In summary, the provided code loads the training and test data, sets training parameters and device, creates and compiles a model, trains the model, and evaluates its performance using the MSE on the test dataset.

Mean Squared Error (MSE) is a commonly used metric in machine learning for evaluating the performance of regression models. It measures the average squared difference between the predicted and actual values. MSE penalizes larger errors more heavily due to the squaring operation. By calculating the mean of these squared differences, MSE provides a single numerical value to assess the model's accuracy. A lower MSE indicates better model performance, with zero being the ideal value.

In [None]:
model.save('model' + '/1')

In [None]:
!ls -R model

Our model is trained now, and the metric is good. We will check the "test" dataset to see how close our prediction is to actual values

In [None]:
import numpy as np
import tensorflow as tf

model = tf.keras.models.load_model('model/1')

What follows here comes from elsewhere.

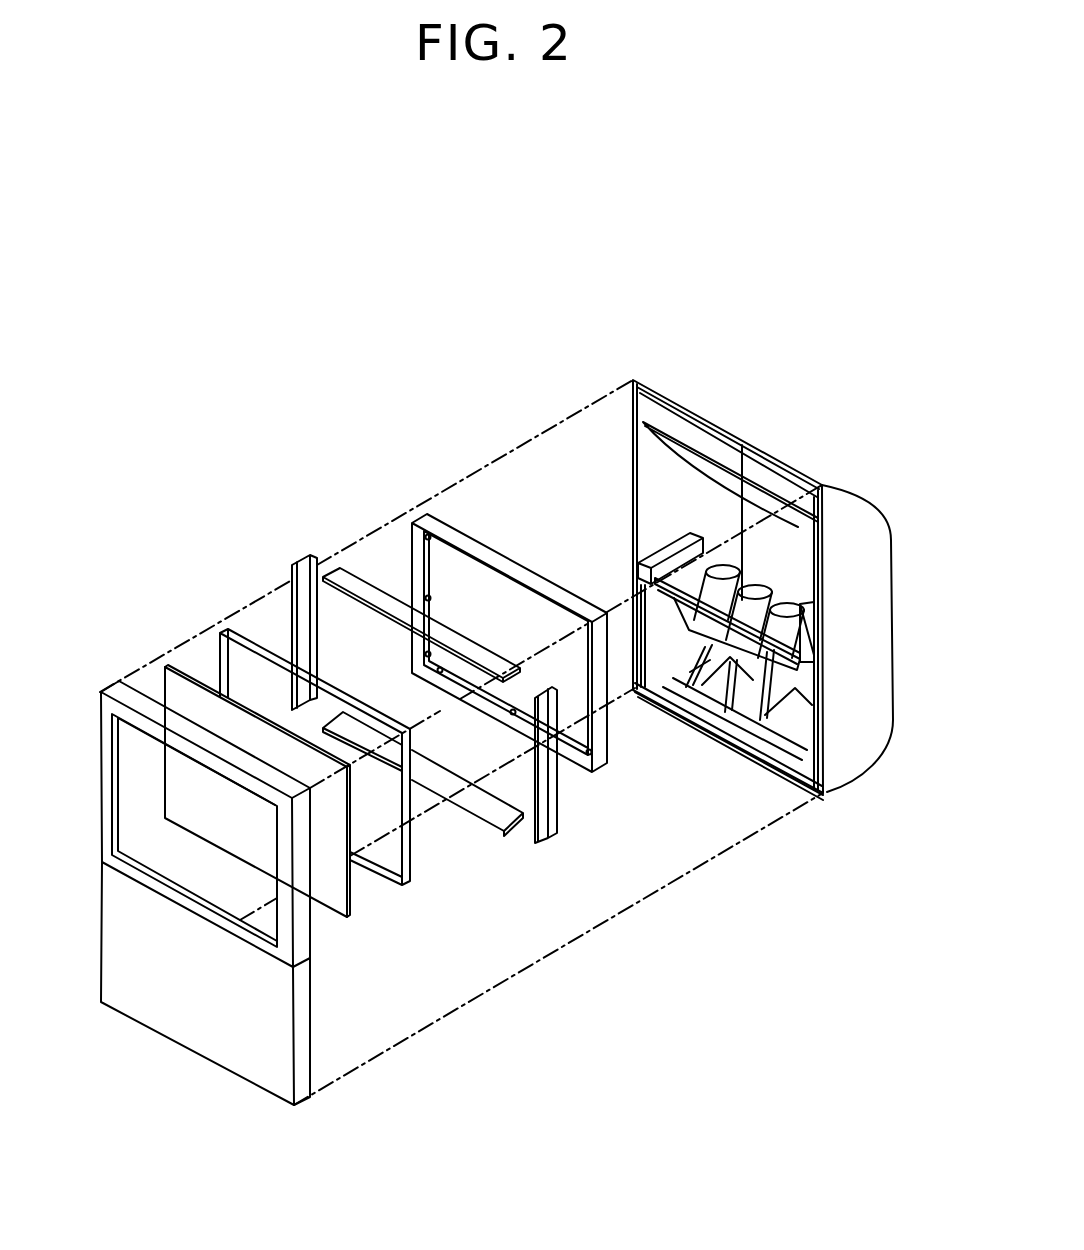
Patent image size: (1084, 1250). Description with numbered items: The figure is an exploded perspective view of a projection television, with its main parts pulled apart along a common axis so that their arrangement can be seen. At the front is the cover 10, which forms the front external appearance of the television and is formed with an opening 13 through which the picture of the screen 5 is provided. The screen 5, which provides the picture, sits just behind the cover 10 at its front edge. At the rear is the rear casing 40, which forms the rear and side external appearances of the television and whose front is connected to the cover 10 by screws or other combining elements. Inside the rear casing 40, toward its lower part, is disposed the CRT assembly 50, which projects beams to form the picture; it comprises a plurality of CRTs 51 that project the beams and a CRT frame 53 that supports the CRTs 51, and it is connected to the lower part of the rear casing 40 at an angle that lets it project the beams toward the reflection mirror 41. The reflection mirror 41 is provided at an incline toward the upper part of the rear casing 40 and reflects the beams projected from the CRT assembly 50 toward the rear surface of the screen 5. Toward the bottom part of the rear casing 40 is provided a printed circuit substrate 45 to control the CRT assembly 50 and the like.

x_test = np.load(os.path.join(test_dir, 'x_test.npy'))
y_test = np.load(os.path.join(test_dir, 'y_test.npy'))
scores = model.evaluate(x_test, y_test, verbose=2)
print("\nTest MSE :", scores)

In [None]:
y_pred = model.predict(x_test)
flat_list_pred = [float('%.1f'%(item)) for sublist in y_pred for item in sublist]
flat_list_test = [float('%.1f'%(item)) for item in y_test]
test_result = pd.DataFrame({'Predicted':flat_list_pred,'Actual':flat_list_test})
test_result
fig= plt.figure(figsize=(16,8))
test_result = test_result.reset_index()
test_result = test_result.drop(['index'],axis=1)
plt.plot(test_result[:50])
plt.legend(['Actual','Predicted'])

The MSE metric suggested that our model would perform well, and indeed, we see in the visualization above a good correlation between actual and predicted values.